Basisgevoelens herkennen
Het herkennen van gevoelens en het begeleiden van het kind hierin vindt voor een groot deel plaats in dagelijkse situaties in de speelleergroep en op school. Als professional speel je op situaties in:
Marianne, leerkracht, vertelt een verhaal over Marcella die bezig is met een puzzel. Opeens komt er een ander meisje aan, Marieke, en gooit de puzzel op de grond. Marcella is nu boos.
Marianne vraagt nu hoe de kinderen hierop zouden reageren. En Marianne gaat verder met het verhaal: Marcella is verdrietig en zoekt de stukjes weer op en begint opnieuw.
Vervolgens bespreekt Marianne zonder waardeoordeel andere oplossingen. Daarna vraagt zij aan de kinderen waarom Marieke die doet. De kinderen komen met verschillende oorzaken: Marieke was boos op Marcella, Marieke wilde zelf met de puzzel spelen of Marieke gleed uit.
Marianne bespreekt de verschillende oorzaken met de kinderen en vraagt de kinderen of zij nog steeds zo zouden reageren als je wist waarom Marieke het gedaan heeft. Zo leren kinderen verband te leggen tussen een actie, reactie van de ander daarop en te denken en voelen vanuit het perspectief van de ander. In het gesprek over een situatie maak je dan gebruik van de stelvraag ‘stel dat het een ongelukje was?‘ Dit kan je zowel aan de kinderen in de voor- als de vroegschool vragen. Als je ziet dat ‘de luiken’ dichtgaan, de kinderen tonen geen betrokkenheid, een soort van ‘aha-beleving’ dan weet je dat je deze vraag op een andere manier moet stellen.

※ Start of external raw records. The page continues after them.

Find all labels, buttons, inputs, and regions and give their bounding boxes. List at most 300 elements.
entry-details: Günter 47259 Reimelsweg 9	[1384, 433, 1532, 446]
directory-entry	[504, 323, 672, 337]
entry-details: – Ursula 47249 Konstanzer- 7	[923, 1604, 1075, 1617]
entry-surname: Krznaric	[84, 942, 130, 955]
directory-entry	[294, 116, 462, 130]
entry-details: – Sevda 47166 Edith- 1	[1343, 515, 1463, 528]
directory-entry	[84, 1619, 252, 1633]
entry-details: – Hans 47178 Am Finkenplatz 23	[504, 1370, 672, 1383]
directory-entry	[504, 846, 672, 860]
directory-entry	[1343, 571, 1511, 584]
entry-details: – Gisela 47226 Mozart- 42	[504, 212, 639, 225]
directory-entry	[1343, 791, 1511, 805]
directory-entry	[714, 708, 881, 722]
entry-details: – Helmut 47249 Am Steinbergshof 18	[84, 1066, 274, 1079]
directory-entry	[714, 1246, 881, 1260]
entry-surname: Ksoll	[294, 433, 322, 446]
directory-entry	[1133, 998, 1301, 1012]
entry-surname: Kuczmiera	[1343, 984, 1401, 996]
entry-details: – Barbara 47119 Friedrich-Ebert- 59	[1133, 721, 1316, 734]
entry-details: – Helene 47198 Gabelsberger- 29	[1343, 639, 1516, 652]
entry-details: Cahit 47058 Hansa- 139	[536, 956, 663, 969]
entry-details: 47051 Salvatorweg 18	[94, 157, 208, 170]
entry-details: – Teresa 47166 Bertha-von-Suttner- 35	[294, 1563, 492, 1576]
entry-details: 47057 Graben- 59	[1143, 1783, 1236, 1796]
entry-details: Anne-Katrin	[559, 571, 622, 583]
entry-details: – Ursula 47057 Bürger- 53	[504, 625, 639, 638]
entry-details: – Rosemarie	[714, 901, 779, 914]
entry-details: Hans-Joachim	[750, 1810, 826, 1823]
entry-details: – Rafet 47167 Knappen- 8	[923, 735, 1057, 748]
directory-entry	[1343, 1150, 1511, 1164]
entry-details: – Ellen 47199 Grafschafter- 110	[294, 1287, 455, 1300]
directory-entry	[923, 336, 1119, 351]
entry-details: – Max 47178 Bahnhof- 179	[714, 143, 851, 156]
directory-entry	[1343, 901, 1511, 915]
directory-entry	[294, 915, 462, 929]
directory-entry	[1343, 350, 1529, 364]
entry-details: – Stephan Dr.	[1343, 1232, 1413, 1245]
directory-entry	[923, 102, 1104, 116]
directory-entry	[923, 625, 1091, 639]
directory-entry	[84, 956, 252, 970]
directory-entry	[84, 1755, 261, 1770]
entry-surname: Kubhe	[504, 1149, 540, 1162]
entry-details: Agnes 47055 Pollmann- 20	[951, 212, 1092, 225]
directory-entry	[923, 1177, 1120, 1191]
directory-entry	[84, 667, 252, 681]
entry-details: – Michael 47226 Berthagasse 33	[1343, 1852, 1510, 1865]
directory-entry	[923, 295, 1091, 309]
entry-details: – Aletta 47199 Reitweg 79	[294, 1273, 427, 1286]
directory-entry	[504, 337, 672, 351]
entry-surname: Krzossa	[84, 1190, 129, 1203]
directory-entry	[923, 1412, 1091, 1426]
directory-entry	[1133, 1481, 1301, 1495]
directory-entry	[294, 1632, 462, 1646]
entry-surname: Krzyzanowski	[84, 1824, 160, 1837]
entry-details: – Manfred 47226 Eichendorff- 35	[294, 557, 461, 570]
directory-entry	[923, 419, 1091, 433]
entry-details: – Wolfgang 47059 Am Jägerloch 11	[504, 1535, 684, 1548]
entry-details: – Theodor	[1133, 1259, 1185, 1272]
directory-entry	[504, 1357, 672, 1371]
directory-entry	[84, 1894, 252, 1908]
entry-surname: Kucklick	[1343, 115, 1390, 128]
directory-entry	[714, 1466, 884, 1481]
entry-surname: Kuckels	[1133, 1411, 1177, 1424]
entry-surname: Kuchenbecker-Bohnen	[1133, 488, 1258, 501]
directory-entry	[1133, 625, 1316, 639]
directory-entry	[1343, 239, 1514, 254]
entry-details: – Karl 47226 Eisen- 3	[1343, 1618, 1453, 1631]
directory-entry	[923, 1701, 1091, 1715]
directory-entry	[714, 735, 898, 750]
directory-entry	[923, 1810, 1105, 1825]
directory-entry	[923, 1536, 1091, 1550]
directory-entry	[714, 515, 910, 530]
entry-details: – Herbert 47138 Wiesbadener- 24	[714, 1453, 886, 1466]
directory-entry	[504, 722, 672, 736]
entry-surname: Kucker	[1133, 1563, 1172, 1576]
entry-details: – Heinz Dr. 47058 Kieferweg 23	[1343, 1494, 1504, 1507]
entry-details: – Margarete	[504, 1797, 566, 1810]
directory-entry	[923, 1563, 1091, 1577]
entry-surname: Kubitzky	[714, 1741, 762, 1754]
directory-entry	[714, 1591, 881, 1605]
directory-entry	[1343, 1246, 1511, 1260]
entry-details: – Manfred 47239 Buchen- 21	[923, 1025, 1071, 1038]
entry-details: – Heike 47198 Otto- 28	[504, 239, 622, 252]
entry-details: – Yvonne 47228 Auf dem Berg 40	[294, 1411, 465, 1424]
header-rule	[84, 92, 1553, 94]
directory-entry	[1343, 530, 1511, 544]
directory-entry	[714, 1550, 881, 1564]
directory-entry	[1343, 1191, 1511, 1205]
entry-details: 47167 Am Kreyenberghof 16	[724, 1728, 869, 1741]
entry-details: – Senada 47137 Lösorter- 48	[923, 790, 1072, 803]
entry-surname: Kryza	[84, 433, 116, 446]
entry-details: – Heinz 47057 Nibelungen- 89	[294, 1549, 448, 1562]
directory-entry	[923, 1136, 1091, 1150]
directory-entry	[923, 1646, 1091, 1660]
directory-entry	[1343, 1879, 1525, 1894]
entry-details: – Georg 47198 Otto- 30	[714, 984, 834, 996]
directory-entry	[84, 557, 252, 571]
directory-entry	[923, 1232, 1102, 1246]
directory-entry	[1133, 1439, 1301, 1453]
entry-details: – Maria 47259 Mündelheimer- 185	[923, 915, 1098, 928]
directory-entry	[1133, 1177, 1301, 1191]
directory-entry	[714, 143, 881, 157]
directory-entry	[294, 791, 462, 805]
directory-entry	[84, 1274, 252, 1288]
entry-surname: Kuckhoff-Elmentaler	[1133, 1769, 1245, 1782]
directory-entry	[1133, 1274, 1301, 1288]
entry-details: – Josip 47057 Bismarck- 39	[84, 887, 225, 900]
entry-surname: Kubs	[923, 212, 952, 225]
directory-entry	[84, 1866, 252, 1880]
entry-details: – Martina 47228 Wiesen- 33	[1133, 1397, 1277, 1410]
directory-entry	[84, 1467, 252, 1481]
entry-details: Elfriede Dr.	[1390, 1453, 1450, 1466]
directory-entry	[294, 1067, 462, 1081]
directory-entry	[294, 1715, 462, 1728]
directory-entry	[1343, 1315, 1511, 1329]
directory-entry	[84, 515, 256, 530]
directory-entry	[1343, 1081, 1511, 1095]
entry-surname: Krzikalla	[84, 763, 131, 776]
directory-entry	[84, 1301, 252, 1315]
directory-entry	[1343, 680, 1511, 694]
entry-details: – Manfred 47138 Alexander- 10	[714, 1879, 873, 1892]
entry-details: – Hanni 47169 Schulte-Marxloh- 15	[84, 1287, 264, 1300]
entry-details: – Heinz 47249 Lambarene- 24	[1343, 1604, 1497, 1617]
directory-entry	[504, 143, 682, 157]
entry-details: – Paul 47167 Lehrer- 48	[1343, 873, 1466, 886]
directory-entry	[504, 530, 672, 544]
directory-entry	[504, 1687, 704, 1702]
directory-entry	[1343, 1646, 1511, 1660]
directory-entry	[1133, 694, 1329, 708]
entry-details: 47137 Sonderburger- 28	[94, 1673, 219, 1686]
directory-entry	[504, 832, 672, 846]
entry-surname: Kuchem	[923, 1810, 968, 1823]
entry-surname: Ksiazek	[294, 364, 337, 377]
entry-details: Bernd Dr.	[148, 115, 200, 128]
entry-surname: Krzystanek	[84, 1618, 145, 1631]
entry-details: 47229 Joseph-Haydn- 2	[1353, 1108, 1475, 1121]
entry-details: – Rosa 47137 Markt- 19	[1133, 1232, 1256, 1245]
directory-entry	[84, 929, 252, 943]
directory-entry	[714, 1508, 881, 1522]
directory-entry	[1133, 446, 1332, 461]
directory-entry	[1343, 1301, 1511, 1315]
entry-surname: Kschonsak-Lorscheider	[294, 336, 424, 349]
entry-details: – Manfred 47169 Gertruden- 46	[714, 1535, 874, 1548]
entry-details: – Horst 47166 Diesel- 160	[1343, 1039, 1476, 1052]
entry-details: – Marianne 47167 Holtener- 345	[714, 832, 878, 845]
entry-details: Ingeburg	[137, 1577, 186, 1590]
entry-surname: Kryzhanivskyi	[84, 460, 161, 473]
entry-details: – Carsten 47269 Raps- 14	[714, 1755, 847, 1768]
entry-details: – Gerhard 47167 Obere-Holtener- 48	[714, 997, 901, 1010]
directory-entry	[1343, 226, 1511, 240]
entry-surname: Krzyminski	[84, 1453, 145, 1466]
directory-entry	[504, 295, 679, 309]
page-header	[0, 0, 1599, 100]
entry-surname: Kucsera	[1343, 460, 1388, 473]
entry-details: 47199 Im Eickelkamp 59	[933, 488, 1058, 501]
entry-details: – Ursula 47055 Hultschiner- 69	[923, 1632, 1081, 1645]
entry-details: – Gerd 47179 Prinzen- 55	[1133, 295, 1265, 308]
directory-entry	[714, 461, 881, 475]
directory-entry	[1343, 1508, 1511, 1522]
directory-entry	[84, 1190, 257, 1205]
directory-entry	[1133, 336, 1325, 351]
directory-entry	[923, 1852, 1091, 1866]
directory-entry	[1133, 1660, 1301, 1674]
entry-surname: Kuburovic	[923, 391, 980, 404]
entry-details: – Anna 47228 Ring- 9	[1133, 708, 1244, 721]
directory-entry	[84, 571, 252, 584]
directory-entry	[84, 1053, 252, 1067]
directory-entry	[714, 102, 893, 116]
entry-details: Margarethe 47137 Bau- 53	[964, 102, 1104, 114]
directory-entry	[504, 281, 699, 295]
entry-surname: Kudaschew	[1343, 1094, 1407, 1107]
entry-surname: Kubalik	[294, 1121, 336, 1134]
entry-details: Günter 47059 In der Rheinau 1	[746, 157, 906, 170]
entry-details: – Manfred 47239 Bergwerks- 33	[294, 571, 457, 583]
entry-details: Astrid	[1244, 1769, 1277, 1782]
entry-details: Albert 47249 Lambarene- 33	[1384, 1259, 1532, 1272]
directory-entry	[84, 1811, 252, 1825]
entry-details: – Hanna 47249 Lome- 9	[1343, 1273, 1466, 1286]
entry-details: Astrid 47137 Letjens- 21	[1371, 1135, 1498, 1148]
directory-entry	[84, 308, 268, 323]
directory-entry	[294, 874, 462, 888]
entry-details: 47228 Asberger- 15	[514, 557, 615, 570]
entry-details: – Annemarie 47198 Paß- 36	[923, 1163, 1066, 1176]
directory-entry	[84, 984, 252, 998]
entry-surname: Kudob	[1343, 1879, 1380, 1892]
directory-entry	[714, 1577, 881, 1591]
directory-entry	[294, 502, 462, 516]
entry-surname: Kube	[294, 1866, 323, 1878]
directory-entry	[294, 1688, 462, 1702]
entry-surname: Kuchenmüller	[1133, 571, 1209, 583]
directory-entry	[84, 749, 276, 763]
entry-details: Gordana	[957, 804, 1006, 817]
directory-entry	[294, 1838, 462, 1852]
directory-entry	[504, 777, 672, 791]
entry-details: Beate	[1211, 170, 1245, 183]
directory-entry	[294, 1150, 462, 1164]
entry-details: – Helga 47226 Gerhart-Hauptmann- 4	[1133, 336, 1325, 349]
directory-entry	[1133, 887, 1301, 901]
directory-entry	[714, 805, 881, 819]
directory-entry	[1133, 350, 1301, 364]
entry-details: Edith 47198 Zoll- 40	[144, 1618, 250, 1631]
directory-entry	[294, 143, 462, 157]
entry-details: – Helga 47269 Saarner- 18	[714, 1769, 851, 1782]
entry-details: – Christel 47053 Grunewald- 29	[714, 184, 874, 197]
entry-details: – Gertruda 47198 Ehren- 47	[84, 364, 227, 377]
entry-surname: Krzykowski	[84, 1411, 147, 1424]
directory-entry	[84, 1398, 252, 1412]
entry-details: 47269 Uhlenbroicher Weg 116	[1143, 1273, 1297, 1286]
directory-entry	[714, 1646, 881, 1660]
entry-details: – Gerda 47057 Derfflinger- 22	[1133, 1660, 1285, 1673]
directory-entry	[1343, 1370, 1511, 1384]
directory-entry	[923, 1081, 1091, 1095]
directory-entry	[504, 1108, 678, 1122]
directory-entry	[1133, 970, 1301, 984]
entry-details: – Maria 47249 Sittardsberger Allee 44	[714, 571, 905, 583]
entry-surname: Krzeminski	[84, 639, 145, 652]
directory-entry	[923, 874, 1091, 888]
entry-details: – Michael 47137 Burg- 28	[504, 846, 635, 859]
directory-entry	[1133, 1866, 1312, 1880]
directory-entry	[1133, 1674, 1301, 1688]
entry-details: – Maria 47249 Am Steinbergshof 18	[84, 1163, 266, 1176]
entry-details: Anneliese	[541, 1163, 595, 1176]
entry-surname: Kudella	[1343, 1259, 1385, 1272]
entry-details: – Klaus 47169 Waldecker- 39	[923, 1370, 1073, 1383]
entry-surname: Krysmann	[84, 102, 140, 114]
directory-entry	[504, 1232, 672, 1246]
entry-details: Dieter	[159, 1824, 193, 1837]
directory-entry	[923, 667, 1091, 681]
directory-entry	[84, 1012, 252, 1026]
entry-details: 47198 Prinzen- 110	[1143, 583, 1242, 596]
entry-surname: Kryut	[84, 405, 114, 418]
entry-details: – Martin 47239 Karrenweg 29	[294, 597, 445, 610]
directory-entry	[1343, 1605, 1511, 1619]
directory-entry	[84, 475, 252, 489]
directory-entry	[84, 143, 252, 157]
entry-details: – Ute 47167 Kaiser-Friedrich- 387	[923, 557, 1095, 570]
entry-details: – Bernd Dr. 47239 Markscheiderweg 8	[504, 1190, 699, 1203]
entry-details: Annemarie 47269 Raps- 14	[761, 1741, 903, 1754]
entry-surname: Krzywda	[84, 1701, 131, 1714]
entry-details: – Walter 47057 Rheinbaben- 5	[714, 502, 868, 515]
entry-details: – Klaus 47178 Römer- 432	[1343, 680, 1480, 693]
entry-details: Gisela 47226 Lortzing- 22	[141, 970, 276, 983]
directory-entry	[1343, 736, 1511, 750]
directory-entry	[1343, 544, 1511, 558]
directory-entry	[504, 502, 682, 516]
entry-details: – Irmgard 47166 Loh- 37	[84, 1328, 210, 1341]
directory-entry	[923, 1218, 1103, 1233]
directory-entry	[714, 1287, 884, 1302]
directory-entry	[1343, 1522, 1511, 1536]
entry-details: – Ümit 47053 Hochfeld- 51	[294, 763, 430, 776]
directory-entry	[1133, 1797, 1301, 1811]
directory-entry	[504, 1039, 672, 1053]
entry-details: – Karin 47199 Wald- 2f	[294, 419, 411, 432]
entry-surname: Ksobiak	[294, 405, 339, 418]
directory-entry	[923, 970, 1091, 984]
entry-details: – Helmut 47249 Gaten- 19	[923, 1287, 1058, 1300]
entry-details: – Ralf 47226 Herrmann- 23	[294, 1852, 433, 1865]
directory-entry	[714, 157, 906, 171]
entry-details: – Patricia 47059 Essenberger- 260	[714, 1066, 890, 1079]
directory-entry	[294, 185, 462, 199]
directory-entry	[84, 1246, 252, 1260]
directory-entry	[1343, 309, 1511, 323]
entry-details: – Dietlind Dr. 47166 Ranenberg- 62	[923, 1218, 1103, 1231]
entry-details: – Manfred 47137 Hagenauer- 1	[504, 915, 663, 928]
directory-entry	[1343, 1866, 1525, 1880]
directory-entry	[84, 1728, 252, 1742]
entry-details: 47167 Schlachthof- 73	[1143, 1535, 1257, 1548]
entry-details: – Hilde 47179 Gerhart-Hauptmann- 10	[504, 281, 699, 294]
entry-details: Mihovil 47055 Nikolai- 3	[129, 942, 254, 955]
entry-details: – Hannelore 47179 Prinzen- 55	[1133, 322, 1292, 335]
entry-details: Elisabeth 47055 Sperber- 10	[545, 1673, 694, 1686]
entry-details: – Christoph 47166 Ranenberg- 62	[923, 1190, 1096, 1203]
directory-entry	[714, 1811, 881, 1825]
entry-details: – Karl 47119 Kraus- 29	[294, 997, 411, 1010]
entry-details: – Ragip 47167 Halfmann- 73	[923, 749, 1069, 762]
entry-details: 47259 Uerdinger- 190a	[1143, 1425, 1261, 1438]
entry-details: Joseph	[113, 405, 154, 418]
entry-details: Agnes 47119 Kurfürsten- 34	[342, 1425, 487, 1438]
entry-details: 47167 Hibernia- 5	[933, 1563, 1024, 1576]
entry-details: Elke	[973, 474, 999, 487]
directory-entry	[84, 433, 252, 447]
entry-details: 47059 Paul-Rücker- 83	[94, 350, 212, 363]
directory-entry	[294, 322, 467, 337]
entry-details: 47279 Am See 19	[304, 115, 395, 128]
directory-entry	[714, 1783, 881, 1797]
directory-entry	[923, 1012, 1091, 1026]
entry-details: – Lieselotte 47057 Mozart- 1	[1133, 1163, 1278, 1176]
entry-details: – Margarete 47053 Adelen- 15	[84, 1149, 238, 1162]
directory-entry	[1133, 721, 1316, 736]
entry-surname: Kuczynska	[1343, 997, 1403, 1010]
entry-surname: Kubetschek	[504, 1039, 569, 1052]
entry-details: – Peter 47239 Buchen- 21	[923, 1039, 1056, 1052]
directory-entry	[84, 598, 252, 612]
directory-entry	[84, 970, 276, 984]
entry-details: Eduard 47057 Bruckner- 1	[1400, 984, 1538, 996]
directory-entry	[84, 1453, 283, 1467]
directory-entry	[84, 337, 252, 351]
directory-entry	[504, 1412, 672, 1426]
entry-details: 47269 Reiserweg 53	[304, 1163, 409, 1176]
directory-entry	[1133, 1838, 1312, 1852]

Dan zijn er nog grote verschillen tussen thuis en de speelleergroep of school. Je kunt als professional de scheiding vergemakkelijken door in plaats van ‘zo mag het niet’ te zeggen ‘zo mag het niet op deze school’ of ‘zo mag het niet bij ons op de speelleergroep’. De toevoeging van de situatie maakt voor het kind duidelijk dat zijn reactie op een andere plek misschien wel geaccepteerd wordt.
Ontleent aan Stapsgewijs onderwijs: het kind centraal. Sociaal emotionele ontwikkeling pp 231-286.